With a handful of shots and the support of her family and their close friends who owned the property, Bryant was ready to find a buck.
‘There’s nothing wrong with the outdoor life’
The next morning came, opening day, and Bryant and her entourage found a spot along the property and settled in as the sun started throwing shades of purple and red against the hillsides. It didn’t take long for a smaller buck to step out into the field.

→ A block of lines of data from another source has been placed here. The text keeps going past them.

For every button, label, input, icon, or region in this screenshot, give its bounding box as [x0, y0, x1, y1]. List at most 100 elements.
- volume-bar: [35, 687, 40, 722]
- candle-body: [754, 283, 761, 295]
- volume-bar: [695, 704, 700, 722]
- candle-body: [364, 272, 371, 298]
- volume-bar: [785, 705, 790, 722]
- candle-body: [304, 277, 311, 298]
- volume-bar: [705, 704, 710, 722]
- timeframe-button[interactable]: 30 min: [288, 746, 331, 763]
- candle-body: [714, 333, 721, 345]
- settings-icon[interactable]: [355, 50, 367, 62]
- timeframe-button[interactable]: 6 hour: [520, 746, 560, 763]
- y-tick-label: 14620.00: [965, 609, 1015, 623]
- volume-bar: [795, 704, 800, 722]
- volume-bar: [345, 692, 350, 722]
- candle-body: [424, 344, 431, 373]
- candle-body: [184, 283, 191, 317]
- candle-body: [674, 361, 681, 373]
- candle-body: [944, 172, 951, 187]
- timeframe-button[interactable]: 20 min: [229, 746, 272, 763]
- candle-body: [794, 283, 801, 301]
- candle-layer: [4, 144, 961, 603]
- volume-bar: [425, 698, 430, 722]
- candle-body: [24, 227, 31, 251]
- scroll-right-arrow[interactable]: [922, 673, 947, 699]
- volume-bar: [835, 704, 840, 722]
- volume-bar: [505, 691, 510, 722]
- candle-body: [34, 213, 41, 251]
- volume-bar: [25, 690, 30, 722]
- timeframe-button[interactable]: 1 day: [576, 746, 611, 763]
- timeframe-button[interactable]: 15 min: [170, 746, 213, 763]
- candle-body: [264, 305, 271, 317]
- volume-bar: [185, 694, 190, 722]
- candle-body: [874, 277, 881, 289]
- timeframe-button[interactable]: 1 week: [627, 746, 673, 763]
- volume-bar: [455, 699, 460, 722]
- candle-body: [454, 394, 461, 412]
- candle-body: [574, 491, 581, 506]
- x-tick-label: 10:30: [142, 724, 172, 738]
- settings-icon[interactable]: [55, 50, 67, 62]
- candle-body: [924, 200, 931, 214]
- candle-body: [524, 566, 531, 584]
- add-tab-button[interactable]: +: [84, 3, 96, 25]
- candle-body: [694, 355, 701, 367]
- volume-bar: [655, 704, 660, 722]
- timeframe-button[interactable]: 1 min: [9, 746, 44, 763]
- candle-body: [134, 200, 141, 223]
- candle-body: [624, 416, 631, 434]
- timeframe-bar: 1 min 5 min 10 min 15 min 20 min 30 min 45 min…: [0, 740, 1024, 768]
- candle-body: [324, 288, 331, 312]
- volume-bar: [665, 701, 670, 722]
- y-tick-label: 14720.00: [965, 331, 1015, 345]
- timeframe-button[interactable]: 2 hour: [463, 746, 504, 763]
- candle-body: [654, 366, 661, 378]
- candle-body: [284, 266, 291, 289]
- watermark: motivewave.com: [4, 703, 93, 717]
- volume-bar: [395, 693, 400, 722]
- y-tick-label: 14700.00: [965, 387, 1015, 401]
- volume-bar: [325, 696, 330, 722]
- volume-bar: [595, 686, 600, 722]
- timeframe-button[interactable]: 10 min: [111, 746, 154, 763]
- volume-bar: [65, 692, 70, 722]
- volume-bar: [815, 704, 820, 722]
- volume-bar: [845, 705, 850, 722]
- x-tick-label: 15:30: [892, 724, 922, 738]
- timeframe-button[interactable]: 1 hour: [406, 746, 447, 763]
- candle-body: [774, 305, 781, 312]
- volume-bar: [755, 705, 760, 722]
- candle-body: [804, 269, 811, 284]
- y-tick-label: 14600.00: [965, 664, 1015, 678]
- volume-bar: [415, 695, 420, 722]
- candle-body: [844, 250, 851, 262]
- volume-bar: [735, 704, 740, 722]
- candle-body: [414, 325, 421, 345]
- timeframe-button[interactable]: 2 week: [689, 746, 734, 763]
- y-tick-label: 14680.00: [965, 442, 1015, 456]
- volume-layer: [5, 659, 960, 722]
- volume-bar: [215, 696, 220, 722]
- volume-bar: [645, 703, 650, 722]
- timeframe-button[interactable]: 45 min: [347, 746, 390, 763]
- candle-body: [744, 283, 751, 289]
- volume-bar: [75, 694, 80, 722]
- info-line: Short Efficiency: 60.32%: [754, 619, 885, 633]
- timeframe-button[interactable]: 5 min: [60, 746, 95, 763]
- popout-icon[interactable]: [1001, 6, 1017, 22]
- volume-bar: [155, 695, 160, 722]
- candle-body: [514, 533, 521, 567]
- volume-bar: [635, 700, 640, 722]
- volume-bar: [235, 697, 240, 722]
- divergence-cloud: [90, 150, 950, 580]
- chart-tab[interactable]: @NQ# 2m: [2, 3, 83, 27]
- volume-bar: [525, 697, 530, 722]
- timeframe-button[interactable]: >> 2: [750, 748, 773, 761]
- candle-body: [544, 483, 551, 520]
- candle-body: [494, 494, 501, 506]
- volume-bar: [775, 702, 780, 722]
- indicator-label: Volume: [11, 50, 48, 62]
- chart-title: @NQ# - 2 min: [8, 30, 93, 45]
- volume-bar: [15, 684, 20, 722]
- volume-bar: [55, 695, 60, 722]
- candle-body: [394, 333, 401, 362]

Bryant settled in atop a wooden stool and took a long look down the scope. Her first shot missed just wide, and the little forked horn ran off.
Not long after, one of the property owner’s ranch managers spotted two mule deer bucks striding out into the field, one a large 3x4.
“The one closest to the tree!” one of the folks yelled.
Bryant looked down the scope and squeezed the trigger. At 224 yards away, that large 3x4 dropped without knowing what hit it. After 81 years, Bryant hadn’t lost her touch.
“It was quite exciting,” she said. “We loaded up the buck and hauled it back to the shop to hang. Then gutted it out. We had some that night.”
A family friend of Bryant’s and manager of the ranch carefully caped out the buck’s head and gave it to a taxidermist, where it will stay for a few more months. But upon its completion, there’s only one place Mildred Bryant plans on putting it.
Hung on the wall, right beside her other 50-year-old 4x4.
“There’s nothing wrong with the outdoor life,” Bryant said. “I truly believe that.”